Posted by KenWood at Jun 22, 2010 04:58 PM
I have just purchased the book and finding it a great read, I am a workplace interventionist and see on a daily basis the continuing destruction of our society, there has to be a better way and some of your thoughts might be the answer

I am also a writer and have expressed a number of similar sentiments
wwww.kenwoodspeaking.com.au
"stop the world we want to get off"

Keep up the great work

Ken Wood
Adelaide
Australia

doing the work we love

Posted by Laura Grace Weldon at Jun 26, 2010 07:10 AM
Surely David Korten’s use of the word “work” encompasses the widest sense of the word. I work on our small farm, work as a freelance writer and work to homeschool my children. My efforts produce little in terms of money but I believe that doing what we love and what has meaning does contribute to a New Economy, even if only in spirit.

Imagery, story line, etc.

Posted by b. digger at Aug 14, 2010 07:46 AM
Two ideas on imagery: one simple; one more complex.

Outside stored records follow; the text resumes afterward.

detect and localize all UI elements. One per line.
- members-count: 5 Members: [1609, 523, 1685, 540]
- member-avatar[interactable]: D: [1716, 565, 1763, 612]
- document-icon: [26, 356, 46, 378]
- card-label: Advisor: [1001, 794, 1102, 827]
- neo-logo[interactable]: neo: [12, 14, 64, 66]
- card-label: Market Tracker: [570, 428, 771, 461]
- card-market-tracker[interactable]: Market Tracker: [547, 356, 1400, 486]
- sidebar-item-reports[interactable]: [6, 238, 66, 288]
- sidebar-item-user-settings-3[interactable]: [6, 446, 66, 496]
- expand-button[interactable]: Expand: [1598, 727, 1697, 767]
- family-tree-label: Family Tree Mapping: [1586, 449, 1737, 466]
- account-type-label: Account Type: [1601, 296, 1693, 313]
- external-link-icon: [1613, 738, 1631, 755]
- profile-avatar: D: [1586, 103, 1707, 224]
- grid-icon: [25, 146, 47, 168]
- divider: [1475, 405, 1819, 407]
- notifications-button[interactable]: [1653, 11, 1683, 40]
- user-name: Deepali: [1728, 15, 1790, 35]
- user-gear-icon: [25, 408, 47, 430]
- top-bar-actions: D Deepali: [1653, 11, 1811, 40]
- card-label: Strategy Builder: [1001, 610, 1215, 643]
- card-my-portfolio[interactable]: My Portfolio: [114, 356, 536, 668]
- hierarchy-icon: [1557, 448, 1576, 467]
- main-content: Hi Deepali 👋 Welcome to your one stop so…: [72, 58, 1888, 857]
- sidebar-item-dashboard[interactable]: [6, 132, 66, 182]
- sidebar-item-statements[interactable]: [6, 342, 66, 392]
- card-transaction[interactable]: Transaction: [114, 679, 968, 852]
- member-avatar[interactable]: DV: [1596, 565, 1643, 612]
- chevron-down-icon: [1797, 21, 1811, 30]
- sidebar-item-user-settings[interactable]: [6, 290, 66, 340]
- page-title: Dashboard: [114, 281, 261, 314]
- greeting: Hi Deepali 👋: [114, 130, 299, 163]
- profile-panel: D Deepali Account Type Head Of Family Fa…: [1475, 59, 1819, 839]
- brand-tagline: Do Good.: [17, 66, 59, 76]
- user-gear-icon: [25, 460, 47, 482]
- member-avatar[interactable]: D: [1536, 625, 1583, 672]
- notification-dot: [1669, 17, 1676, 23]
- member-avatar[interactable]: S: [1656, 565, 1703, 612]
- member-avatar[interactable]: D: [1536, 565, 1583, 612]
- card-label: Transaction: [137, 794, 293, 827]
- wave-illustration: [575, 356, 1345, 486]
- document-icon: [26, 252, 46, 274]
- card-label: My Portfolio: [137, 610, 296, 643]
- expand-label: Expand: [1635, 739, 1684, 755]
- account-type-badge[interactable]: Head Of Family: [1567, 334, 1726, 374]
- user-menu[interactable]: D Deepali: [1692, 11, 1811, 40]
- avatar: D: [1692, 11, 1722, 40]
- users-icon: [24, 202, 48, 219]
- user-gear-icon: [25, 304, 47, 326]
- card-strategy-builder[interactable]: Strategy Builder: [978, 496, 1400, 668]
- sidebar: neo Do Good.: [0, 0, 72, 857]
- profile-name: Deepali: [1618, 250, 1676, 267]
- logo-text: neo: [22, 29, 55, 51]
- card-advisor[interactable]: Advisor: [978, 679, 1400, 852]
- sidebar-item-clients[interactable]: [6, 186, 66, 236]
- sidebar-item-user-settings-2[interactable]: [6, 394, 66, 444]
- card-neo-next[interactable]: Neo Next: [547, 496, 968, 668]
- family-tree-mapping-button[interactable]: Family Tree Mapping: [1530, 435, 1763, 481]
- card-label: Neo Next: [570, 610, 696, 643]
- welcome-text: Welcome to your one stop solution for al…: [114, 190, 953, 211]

Simplest: Narrative sets up a choice between two brands. The image could be simply two boxes, like cereal boxes. The Phantom brand (wall street bank credit) vs the Real brand (main street - goods and services). The question: which do you prefer?

For more complexity you could personify brands with two characters -- TINA vs TIAA. TINA represents the world view that "There Is No Alternative." And TIAA represents the world view that "There Is An Alternative." You could have the Phantom brand being sold by TINA and Real brand being sold by TIAA.

For more complexity you could have a story line where TINA and TIAA are friends and Tina convinces Tiaa that there is no alternative to the status quo. But then Tiaa finds a copy of Yes magazine (floats down from the sky like a leaf) and now Tiaa has a Plan, A Plan for economic, environmental and social change, etc.

For a more complex melodrama (hollywood style) you could demonize Tina who would have a vertical hierarchical mentality, never questions authority,who doesn't listen to people unless she thinks they are her betters, doesn't give credit where due, never admits a mistake, who believes the present is distopic and believes in a mythic "golden age" like Victorian England, if not the Garden of Paradise. Tiaa's traits would be the opposite of Tina's. Tina an Tiaa are opposites of each other and they struggle for supremacy: the struggle could be internal where Tiaa convinces Tina with her Plan for change; or the struggle could be external where Tiaa's forces have to defeat Tina's forces in battle.

stopping here before a get carried away.